Zemmour va échouer (Jean-François Copé)
Jean-François Copé ( LR) explique pourquoi d’après Zemmour va échouer (dans le JDD, extrait )
Que pensez-vous de la « presque » candidature d’Éric Zemmour à l’élection présidentielle?
Son succès éditorial peut-il se transformer en victoire électorale? C’est la question. On peut saluer l’artiste et sa mue depuis vingt ans, mais il faut analyser le mécanisme diabolique qu’il a mis en place. À savoir une doctrine qui tourne en boucle et qui doit son succès aux reculades des responsables républicains successifs. À l’instar de Le Pen avant lui, il a grandi sur les décombres de ceux qui n’ont pas fait ce pour quoi ils avaient été élus. Zemmour a une martingale : la société française est irréconciliable et l’affrontement est inévitable. C’est le Français contre l’étranger, la grandeur du passé contre la décadence du présent, le judéo-chrétien contre le musulman. Comme tout doit s’opposer en permanence, il décrète l’interdiction du vivre ensemble.

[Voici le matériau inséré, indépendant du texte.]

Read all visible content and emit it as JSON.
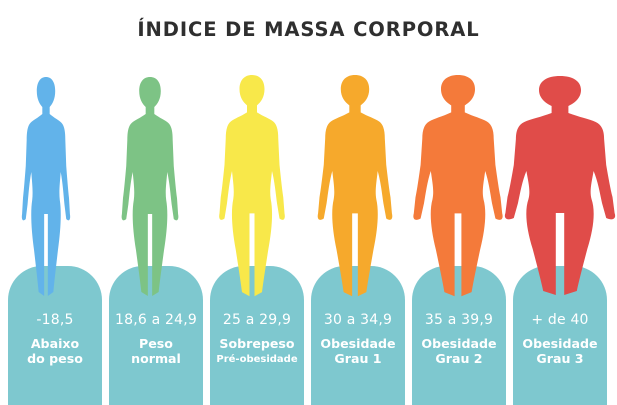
{
  "title": "ÍNDICE DE MASSA CORPORAL",
  "pedestal_color": "#7ec8cf",
  "categories": [
    {
      "range": "-18,5",
      "label_line1": "Abaixo",
      "label_line2": "do peso",
      "sub": "",
      "color": "#62b3ea",
      "icon": "slim-body-icon"
    },
    {
      "range": "18,6 a 24,9",
      "label_line1": "Peso",
      "label_line2": "normal",
      "sub": "",
      "color": "#7dc385",
      "icon": "normal-body-icon"
    },
    {
      "range": "25 a 29,9",
      "label_line1": "Sobrepeso",
      "label_line2": "",
      "sub": "Pré-obesidade",
      "color": "#f8e84a",
      "icon": "overweight-body-icon"
    },
    {
      "range": "30 a 34,9",
      "label_line1": "Obesidade",
      "label_line2": "Grau 1",
      "sub": "",
      "color": "#f6a92c",
      "icon": "obese-1-body-icon"
    },
    {
      "range": "35 a 39,9",
      "label_line1": "Obesidade",
      "label_line2": "Grau 2",
      "sub": "",
      "color": "#f47a3a",
      "icon": "obese-2-body-icon"
    },
    {
      "range": "+ de 40",
      "label_line1": "Obesidade",
      "label_line2": "Grau 3",
      "sub": "",
      "color": "#e04c49",
      "icon": "obese-3-body-icon"
    }
  ]
}
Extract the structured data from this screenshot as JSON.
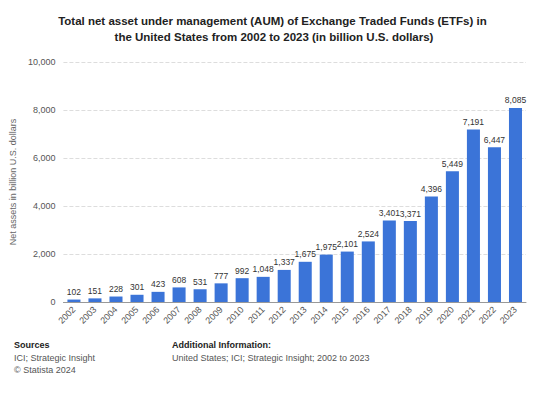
{
  "chart_data": {
    "type": "bar",
    "title": "Total net asset under management (AUM) of Exchange Traded Funds (ETFs) in the United States from 2002 to 2023 (in billion U.S. dollars)",
    "y_label": "Net assets in billion U.S. dollars",
    "categories": [
      "2002",
      "2003",
      "2004",
      "2005",
      "2006",
      "2007",
      "2008",
      "2009",
      "2010",
      "2011",
      "2012",
      "2013",
      "2014",
      "2015",
      "2016",
      "2017",
      "2018",
      "2019",
      "2020",
      "2021",
      "2022",
      "2023"
    ],
    "values": [
      102,
      151,
      228,
      301,
      423,
      608,
      531,
      777,
      992,
      1048,
      1337,
      1675,
      1975,
      2101,
      2524,
      3401,
      3371,
      4396,
      5449,
      7191,
      6447,
      8085
    ],
    "value_labels": [
      "102",
      "151",
      "228",
      "301",
      "423",
      "608",
      "531",
      "777",
      "992",
      "1,048",
      "1,337",
      "1,675",
      "1,975",
      "2,101",
      "2,524",
      "3,401",
      "3,371",
      "4,396",
      "5,449",
      "7,191",
      "6,447",
      "8,085"
    ],
    "color": "#3b74d8",
    "ylim": [
      0,
      10000
    ],
    "yticks": [
      0,
      {
        "value": 2000,
        "label": "2,000"
      },
      {
        "value": 4000,
        "label": "4,000"
      },
      {
        "value": 6000,
        "label": "6,000"
      },
      {
        "value": 8000,
        "label": "8,000"
      },
      {
        "value": 10000,
        "label": "10,000"
      }
    ],
    "grid": true,
    "data_labels": true
  },
  "footer": {
    "sources_title": "Sources",
    "sources": "ICI; Strategic Insight",
    "copyright": "© Statista 2024",
    "info_title": "Additional Information:",
    "info": "United States; ICI; Strategic Insight; 2002 to 2023"
  }
}
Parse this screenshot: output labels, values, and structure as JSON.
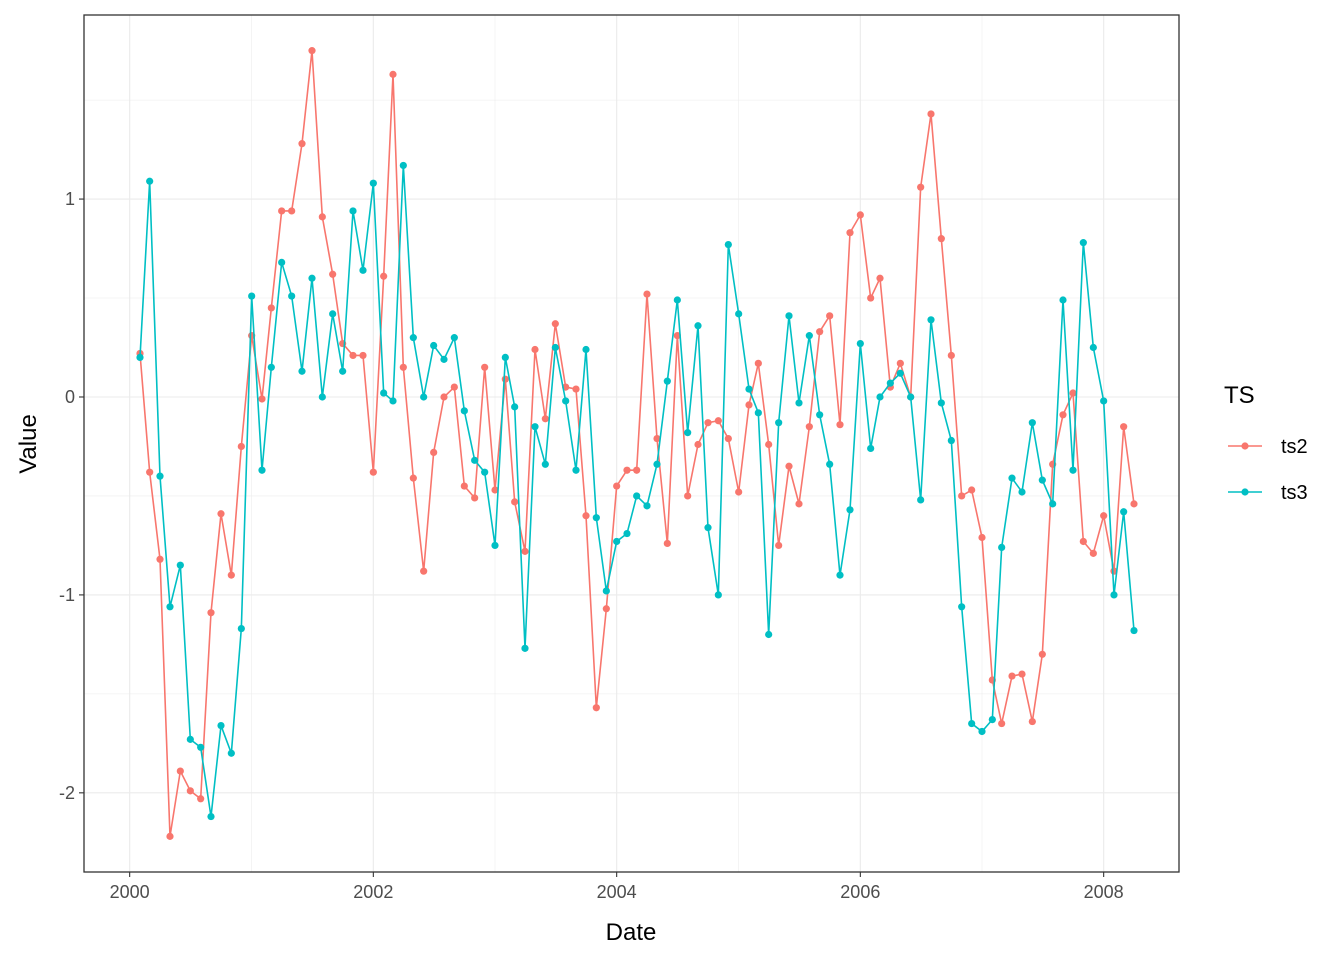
{
  "chart_data": {
    "type": "line",
    "title": "",
    "xlabel": "Date",
    "ylabel": "Value",
    "x_start": "2000-02",
    "x_step": "month",
    "xlim": [
      "1999-08-17",
      "2008-08-14"
    ],
    "ylim": [
      -2.4,
      1.93
    ],
    "x_ticks": [
      "2000",
      "2002",
      "2004",
      "2006",
      "2008"
    ],
    "y_ticks": [
      -2,
      -1,
      0,
      1
    ],
    "grid": true,
    "legend_title": "TS",
    "legend_position": "right",
    "series": [
      {
        "name": "ts2",
        "color": "#F8766D",
        "values": [
          0.22,
          -0.38,
          -0.82,
          -2.22,
          -1.89,
          -1.99,
          -2.03,
          -1.09,
          -0.59,
          -0.9,
          -0.25,
          0.31,
          -0.01,
          0.45,
          0.94,
          0.94,
          1.28,
          1.75,
          0.91,
          0.62,
          0.27,
          0.21,
          0.21,
          -0.38,
          0.61,
          1.63,
          0.15,
          -0.41,
          -0.88,
          -0.28,
          0.0,
          0.05,
          -0.45,
          -0.51,
          0.15,
          -0.47,
          0.09,
          -0.53,
          -0.78,
          0.24,
          -0.11,
          0.37,
          0.05,
          0.04,
          -0.6,
          -1.57,
          -1.07,
          -0.45,
          -0.37,
          -0.37,
          0.52,
          -0.21,
          -0.74,
          0.31,
          -0.5,
          -0.24,
          -0.13,
          -0.12,
          -0.21,
          -0.48,
          -0.04,
          0.17,
          -0.24,
          -0.75,
          -0.35,
          -0.54,
          -0.15,
          0.33,
          0.41,
          -0.14,
          0.83,
          0.92,
          0.5,
          0.6,
          0.05,
          0.17,
          0.0,
          1.06,
          1.43,
          0.8,
          0.21,
          -0.5,
          -0.47,
          -0.71,
          -1.43,
          -1.65,
          -1.41,
          -1.4,
          -1.64,
          -1.3,
          -0.34,
          -0.09,
          0.02,
          -0.73,
          -0.79,
          -0.6,
          -0.88,
          -0.15,
          -0.54
        ]
      },
      {
        "name": "ts3",
        "color": "#00BFC4",
        "values": [
          0.2,
          1.09,
          -0.4,
          -1.06,
          -0.85,
          -1.73,
          -1.77,
          -2.12,
          -1.66,
          -1.8,
          -1.17,
          0.51,
          -0.37,
          0.15,
          0.68,
          0.51,
          0.13,
          0.6,
          0.0,
          0.42,
          0.13,
          0.94,
          0.64,
          1.08,
          0.02,
          -0.02,
          1.17,
          0.3,
          0.0,
          0.26,
          0.19,
          0.3,
          -0.07,
          -0.32,
          -0.38,
          -0.75,
          0.2,
          -0.05,
          -1.27,
          -0.15,
          -0.34,
          0.25,
          -0.02,
          -0.37,
          0.24,
          -0.61,
          -0.98,
          -0.73,
          -0.69,
          -0.5,
          -0.55,
          -0.34,
          0.08,
          0.49,
          -0.18,
          0.36,
          -0.66,
          -1.0,
          0.77,
          0.42,
          0.04,
          -0.08,
          -1.2,
          -0.13,
          0.41,
          -0.03,
          0.31,
          -0.09,
          -0.34,
          -0.9,
          -0.57,
          0.27,
          -0.26,
          0.0,
          0.07,
          0.12,
          0.0,
          -0.52,
          0.39,
          -0.03,
          -0.22,
          -1.06,
          -1.65,
          -1.69,
          -1.63,
          -0.76,
          -0.41,
          -0.48,
          -0.13,
          -0.42,
          -0.54,
          0.49,
          -0.37,
          0.78,
          0.25,
          -0.02,
          -1.0,
          -0.58,
          -1.18
        ]
      }
    ]
  }
}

Le « zemmourisme » est-il dangereux?
Le « zemmourisme » n’existe pas : c’est le recyclage habile des idées de l’extrême droite. Il conforte toute une partie de la population qui exprime des inquiétudes face à l’avenir. Il a créé un fonds de commerce d’abord idéologique puis politique. Zemmour écrit une contre-histoire identitaire de la France, un récit défensif. Cette démarche interdit toute approche positive car elle nie une évidence : une partie très importante des Français de confession musulmane est parfaitement intégrée, elle travaille et contribue à la prospérité du pays comme tous les autres Français.
Cette candidature peut-elle faire « pschitt »?
C’est quand même très étrange de l’entendre dire sur RTL : « Je peux faire durer l’ambiguïté tant que c’est mon intérêt », alors qu’il revendique la sincérité… Zemmour prospère dans un contexte politique idéal : Marine Le Pen connaît une authentique usure ; la droite sent qu’elle peut gagner et sa liste de prétendants ne cesse d’augmenter, oubliant qu’il n’y a qu’un seul lit pour plusieurs rêves… Du coup, Macron s’impose comme le seul refuge réel ou supposé de ceux qui refusent le populisme. J’ai une conviction profonde : Zemmour ne va pas y arriver, sa démarche échouera. Car sa rhétorique, qui repose sur une répétition lancinante de l’approche de l’apocalypse, ça marche en tant qu’éditorialiste, pas comme candidat. Une présidentielle, c’est un marathon. Il faut proposer des remèdes suffisamment crédibles pour que les Français, vieux habitués de la démocratie, soient convaincus. Quand je le vois reparler de la peine de mort, je me dis qu’il est proche de la falaise.
Ses thèses sont aussi celles d’une partie de la droite…
Il y a des points de rencontre sur l’immigration, l’islamisme radical… Mais qui ne reposent pas sur les mêmes ressorts. Le rapprochement est impossible, tout comme il est impossible avec Le Pen, car la rhétorique de Zemmour repose sur deux piliers : la France, c’était mieux avant, et elle est condamnée au grand remplacement musulman. Ça n’est pas du tout le message de la droite. Pour le diffuser, il a fait preuve d’une organisation médiatique très habile. Éditorialiste, donc « neutre », mais vrai-faux « responsable politique », débattant d’égal à égal avec de vrais élus. Il a suscité un authentique fan-club, en attente permanente de ses nouvelles punchlines. Mais pour tenir sur la durée et donner toujours plus à son public, il a dû monter en surenchère au point de se ridiculiser dans son combat absurde sur les prénoms à consonance étrangère et de se déshonorer dans sa défense de Pétain. Il est devenu le héraut de la fachosphère, comme Jean-Marie Le Pen le fut en son temps.
Mange-t-il sur les terres de la droite?
Une partie des électeurs de droite peut être séduite par le brio du polémiste. Mais il leur en faudra beaucoup plus pour voter pour lui. Car gouverner, c’est un métier, et nos électeurs ne plaisantent pas avec ça. Seule condition pour qu’ils ne se trompent pas : que la droite soit capable de réincarner sans ambiguïté le retour de l’autorité – immense faiblesse de Macron - et le progrès scientifique, économique, social, écologique.
Faut-il pactiser avec lui?
La vocation de la droite n’est pas de faire vivre des concurrents. Il n’y a pas plus mortifère que des alliances contre nature car elles donnent le sentiment aux Français que nous sommes prêts à tout pour gagner, y compris à renoncer à nos fondamentaux.
Peut-il affaiblir Marine Le Pen?
Oui, et je fais le pari que s’il est finalement candidat, il empêchera Marine Le Pen de se qualifier pour le second tour. Est-ce une chance supplémentaire pour la droite? Oui, bien sûr!